А эсэсовцы, выпучив глаза, смотрят на это из-за железных тюремных решеток и кричат: «Ми так человека не мучийт! Ми только бум и баста! Не мучийт человека, не мучийт человека! Эсэсовцы не мучийт человека! Только бум-бум и баста!»


Я рассказал об этом Йожо, но он мне в ответ только свое: — Покуда меня видишь, слепоты не бойся! — Что это должно означать? Будто я какой-нибудь круглый дурак. А сам-то он кто? Тогда почему скрывается? К тому же у меня.

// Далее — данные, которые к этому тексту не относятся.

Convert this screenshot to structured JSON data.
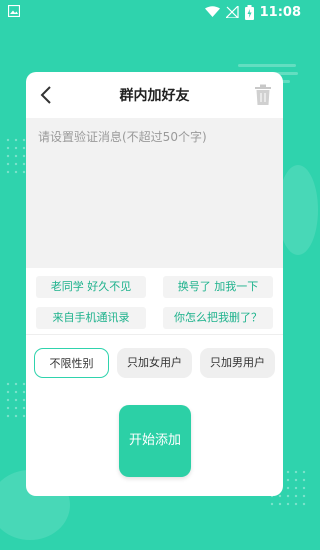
{
  "status_bar": {
    "time": "11:08"
  },
  "dialog": {
    "title": "群内加好友",
    "message_placeholder": "请设置验证消息(不超过50个字)",
    "quick_messages": [
      "老同学 好久不见",
      "换号了 加我一下",
      "来自手机通讯录",
      "你怎么把我删了？"
    ],
    "gender_filters": [
      {
        "label": "不限性别",
        "selected": true
      },
      {
        "label": "只加女用户",
        "selected": false
      },
      {
        "label": "只加男用户",
        "selected": false
      }
    ],
    "start_button_label": "开始添加"
  },
  "colors": {
    "background": "#2fd3ad",
    "accent_text": "#1db28c",
    "button": "#2cd0a6"
  }
}
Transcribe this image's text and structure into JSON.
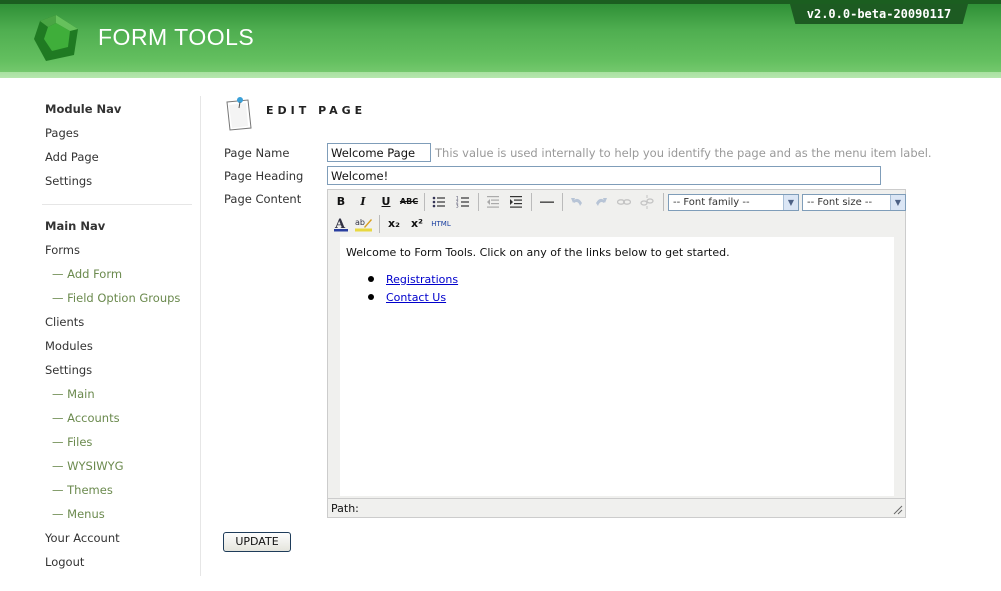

Только проблемы мне создает. Если бы не сбежал от полиции под названием «госбезопасность», может, был бы на свободе. Ведь сколько молодых мужчин из монастырей госбезопасность забрала и ничего плохого им не сделала. Ведь те, кто их стережет, это же все-таки тоже наши люди. Они, возможно, такие, как мой отец, или похожи на него. Почему Йожо скрывается и скрывается именно у меня? Да притом на меня же иногда и сердится, хотя это у меня из-за него одни неприятности.

Квартирная хозяйка снова выпытывает, когда мой родственник от меня съедет.

— Не волнуйтесь, уже скоро.

— Но когда же?

— Не волнуйтесь, уже скоро.


Как-то раз я спросил Йожо: — Почему ты не дашь себя посадить?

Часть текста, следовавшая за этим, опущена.